Tuesday, August 30, 2011

Vik Muniz (Brazilian) - social message focussing on raising awareness of different social groups

Finding beauty in a world of waste
Artist Vik Muniz explores the visible and the hidden in an unusual mix of materials
By DONALD EUBANK
Staff writer
"If we live in a creative universe, we are constantly pushing the chaos out of the way to protect ourselves from the nonlogical — the natural," muses Vik Muniz at an interview late last year at Tokyo Wonder Site. "Even when you think, you create waste. But everything is made in a way to conceal the waste.
The New York-based artist isn't afraid to step into that chaos. One of his latest projects, currently on show at Tokyo Wonder Site's Shibuya galleries, was realized in the biggest garbage dump in the world, Jardim Gramacho, north of Rio de Janeiro.
There, he worked with the people who scavenge the recyclable refuse of the city — catadores in Portuguese — to make a living. Muniz, who grew up in Brazil, works in unexpected mediums, taking photographs of drawings he does out of sugar, chocolate, dust. But he had always wanted to do something with trash.
"The beautiful thing about garbage is that it's negative; it's something that you don't use anymore; it's what you don't want to see," says Muniz in a movie made about the project with British documentary director Lucy Walker and Brazilian director Joa~o Jardim (tentatively titled "Extraordinary Garbage" or "The Art of Garbage"). "So, if you are a visual artist, it becomes a very interesting material to work with because it's the most nonvisual of materials. You are working with something that you usually try to hide."
The artist believes that the catadores too are invisible within the class system of Brazil. An estimated 3,000-5,000 people live in the dump, 15,000 derive their income from activities related to it, and some that Muniz met in Jardim Gramacho come from families that had been working there for three generations.
"These people are at the other end of consumer culture," he says. "I was expecting to see people who were beaten and broken, but they were survivors."
His aim — besides the creative challenge — was to see not only if the experience of creating art could change people, but, to answer the question, "can you change people; can this be done?"

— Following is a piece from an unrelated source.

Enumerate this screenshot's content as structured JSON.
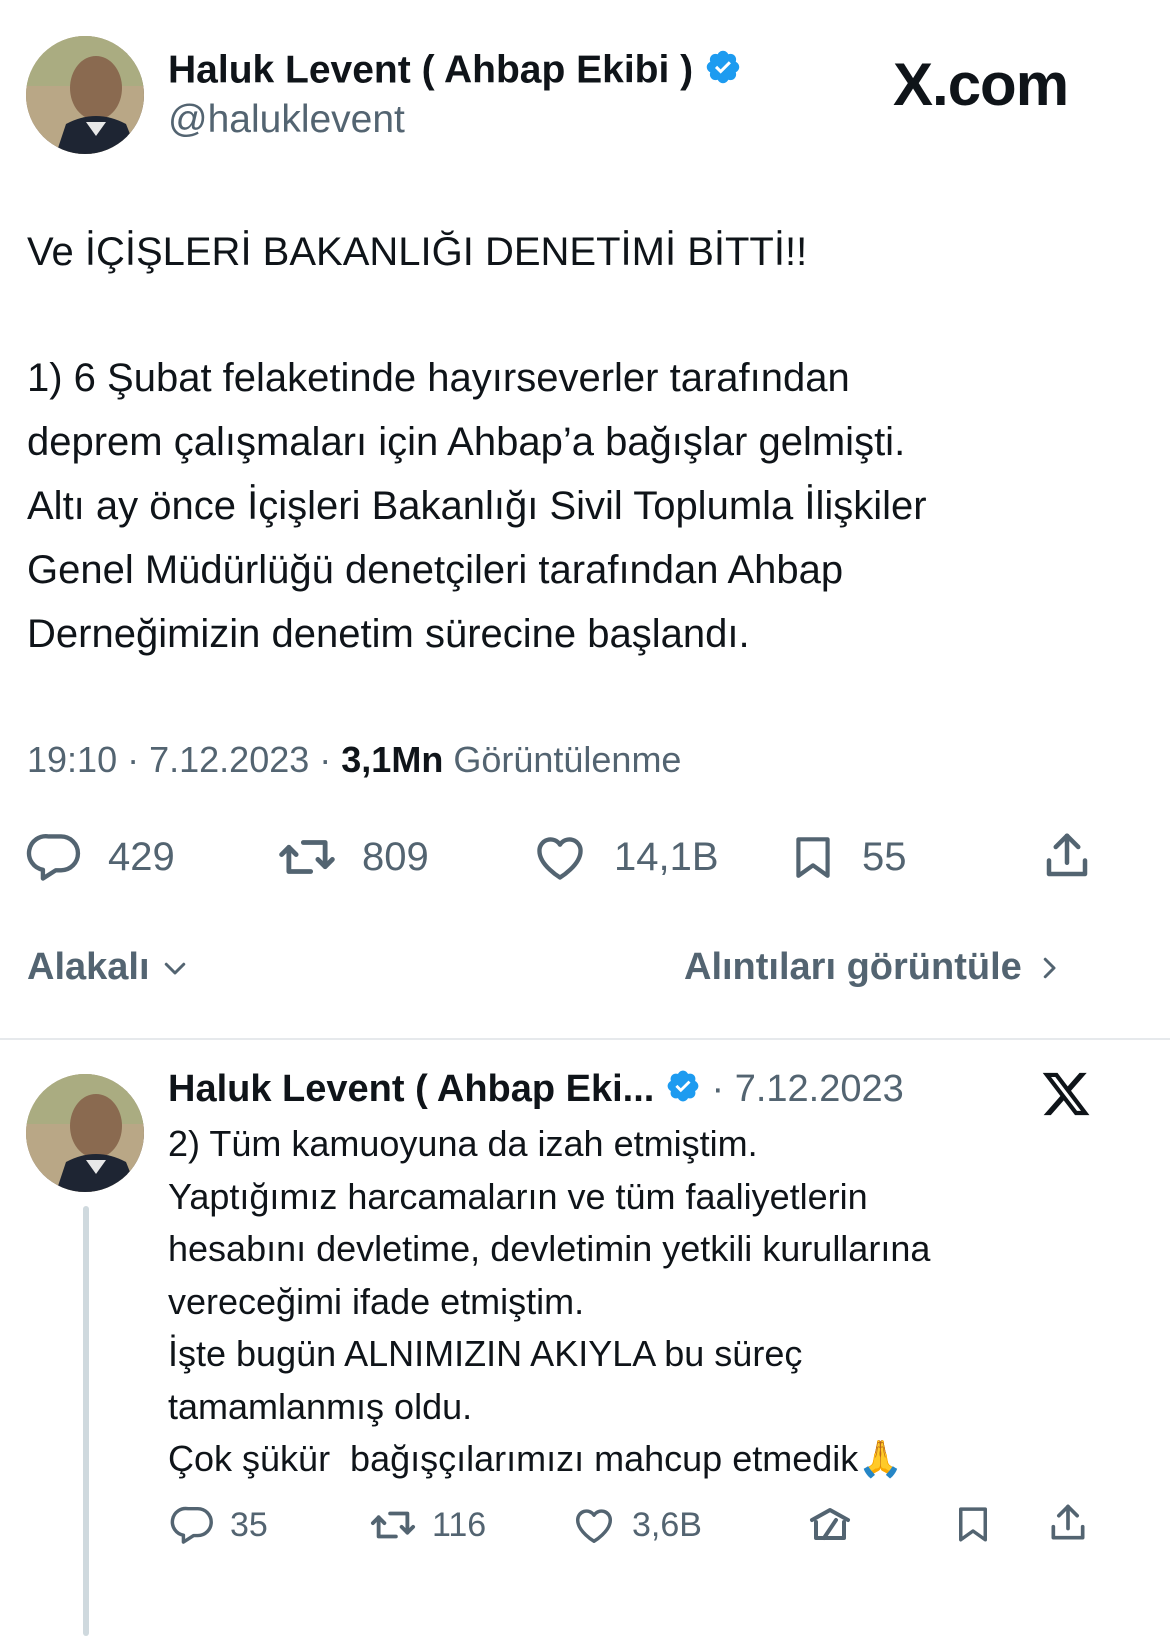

Muniz selected a number of the catadores to collaborate with him to make their own portraits, including Irma~, a cook who sells food in the dump; Zumbi, the resident intellectual who has held onto every book he's scavenged; and 18-year-old Suelem, who first arrived there when she was 7. He rented 4 tons of junk and a warehouse, and together they arranged the trash on the ground to replicate photographs of themselves that Muniz had taken earlier. Then they would climb up to the ceiling and take photos of the compositions from 22 meters high.
The portraits of the people are made out of empty spaces, out of what wasn't garbage. Shown themselves in this light, the trash collectors were astonished. Two have since left the dumps; another, Tia~o, is using $64,097 from the project — money Muniz raised in an auction at Phillipe de Pury in London by selling the portrait he did of the politically active young catadore — for the Garbage Pickers Association of Jardim Gramacho.
"Ask them what they need, and they usually say 'nothing.' They live in a very civilized, honest way," observes Muniz. "People at the margins, including artists, we don't have power, but we have freedom."